Let not your hearts be troubled, neither let them be afraid.

As I said at the start, in the next 48 hours, the apostles would think that Jesus had lost control, that the world had won and that they were now at the mercy of the world. But Jesus says: 'No, you can have peace because at no point will I have lost control.' And in verse 29 he says (to paraphrase): 'I've told you what's going to happen, so that when it does [however painful and perplexing the next 48 hours may be] you'll realise I was in control all along. Because I will rise from the dead and show that nothing and no-one has defeated me or got the better of me.'

And in verses 30-31, Jesus goes on to say:

And as for the thought that the world or Satan has won, and that I've lost, that too is untrue. Satan will influence and use human agents to put me to death – like the Jewish leadership and Pontius Pilate. But Satan will not ultimately be the cause of my death. No, I will go the cross because I do as my Father commands.
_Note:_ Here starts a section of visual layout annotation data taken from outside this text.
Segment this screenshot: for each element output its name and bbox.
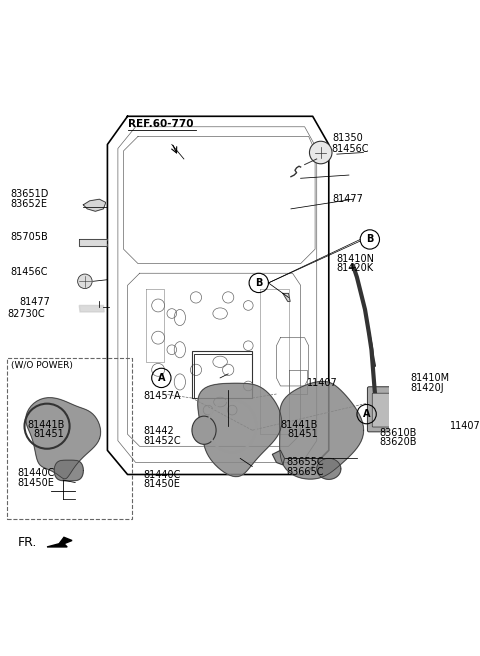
Text: B: B bbox=[255, 278, 263, 288]
Text: (W/O POWER): (W/O POWER) bbox=[11, 361, 72, 369]
Text: 81450E: 81450E bbox=[17, 478, 54, 487]
Text: 81350: 81350 bbox=[333, 133, 363, 143]
Polygon shape bbox=[26, 398, 101, 479]
Text: 11407: 11407 bbox=[450, 421, 480, 431]
Text: 81477: 81477 bbox=[333, 194, 364, 204]
FancyBboxPatch shape bbox=[367, 387, 405, 432]
Text: 11407: 11407 bbox=[307, 378, 338, 388]
Polygon shape bbox=[280, 381, 363, 479]
Text: 81441B: 81441B bbox=[280, 420, 318, 430]
Bar bbox=[192, 352, 252, 398]
Text: A: A bbox=[363, 409, 371, 419]
Bar bbox=[7, 358, 132, 519]
Text: 85705B: 85705B bbox=[11, 232, 48, 242]
Text: 81456C: 81456C bbox=[331, 144, 369, 154]
Text: 81477: 81477 bbox=[19, 297, 50, 307]
Text: 81440C: 81440C bbox=[17, 468, 55, 478]
Text: 81410M: 81410M bbox=[410, 373, 449, 383]
FancyBboxPatch shape bbox=[372, 393, 400, 427]
Text: 83655C: 83655C bbox=[286, 457, 324, 468]
Text: 81456C: 81456C bbox=[11, 266, 48, 277]
Ellipse shape bbox=[192, 416, 216, 444]
Bar bbox=[193, 354, 252, 398]
Text: 81451: 81451 bbox=[34, 429, 64, 440]
Text: 81452C: 81452C bbox=[144, 436, 181, 445]
Polygon shape bbox=[47, 537, 72, 547]
Circle shape bbox=[400, 451, 413, 463]
Text: 81410N: 81410N bbox=[337, 254, 375, 264]
Text: 81450E: 81450E bbox=[144, 479, 180, 489]
Text: 81442: 81442 bbox=[144, 426, 174, 436]
Text: 83610B: 83610B bbox=[380, 428, 417, 438]
Text: 82730C: 82730C bbox=[8, 308, 45, 319]
Text: 81451: 81451 bbox=[287, 429, 318, 440]
Polygon shape bbox=[273, 451, 285, 465]
Text: B: B bbox=[366, 234, 373, 245]
Text: 81457A: 81457A bbox=[144, 390, 181, 401]
Text: 81440C: 81440C bbox=[144, 470, 181, 480]
Polygon shape bbox=[54, 460, 83, 481]
Text: 83620B: 83620B bbox=[380, 438, 417, 447]
Text: 81420K: 81420K bbox=[337, 264, 374, 274]
Text: 83651D: 83651D bbox=[11, 190, 49, 199]
Polygon shape bbox=[83, 199, 106, 211]
Polygon shape bbox=[198, 383, 282, 477]
Text: REF.60-770: REF.60-770 bbox=[128, 119, 193, 129]
Text: 81420J: 81420J bbox=[410, 382, 444, 392]
Text: 81441B: 81441B bbox=[27, 420, 64, 430]
Text: 83652E: 83652E bbox=[11, 199, 48, 209]
Circle shape bbox=[310, 141, 332, 164]
Text: A: A bbox=[157, 373, 165, 383]
Polygon shape bbox=[283, 293, 290, 302]
Circle shape bbox=[78, 274, 92, 289]
Text: FR.: FR. bbox=[17, 537, 36, 550]
Text: 83665C: 83665C bbox=[286, 467, 324, 477]
Polygon shape bbox=[317, 459, 341, 480]
Polygon shape bbox=[79, 239, 108, 246]
Polygon shape bbox=[79, 306, 104, 312]
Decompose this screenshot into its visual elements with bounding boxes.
I am choosing to lay down my life for you –and I will take it up again in resurrection. So rest assured: I am in control throughout.

And that reassurance is still true: Jesus is still in control throughout everything that happens in this world and in our lives. Whether you're talking about the 48 hours which lay ahead of those original apostles, or whether you're talking about any period of your life past or future, Jesus is in control of everything – even when the 'everything' includes things as awful as the cross.

So the four things this passage of the Bible gives us are:

1. A challenge for disciples in a world that has crucified Jesus – will we love him, or side with the world?
2. Help for disciples in a world that has crucified Jesus – his Spirit, to help us understand his death and resurrection, and to relate to him through them.
3. An incentive for disciples in a world that has crucified Jesus – the thought that our (albeit imperfect) attempts to love and obey him give him reason to take 'pleasure-love' in us.
4. A reassurance for disciples in a world that has crucified Jesus – the reassurance that our faith rests on facts, rightly remembered and rightly interpreted; and the reassurance that the resurrection of Jesus shows that he is in control – even of moments like the cross.

And if you want a guide to the whole of John 13-17, I highly recommend the book Jesus And His Friends, by Don Carson, which you can find in the Resources Area at the back.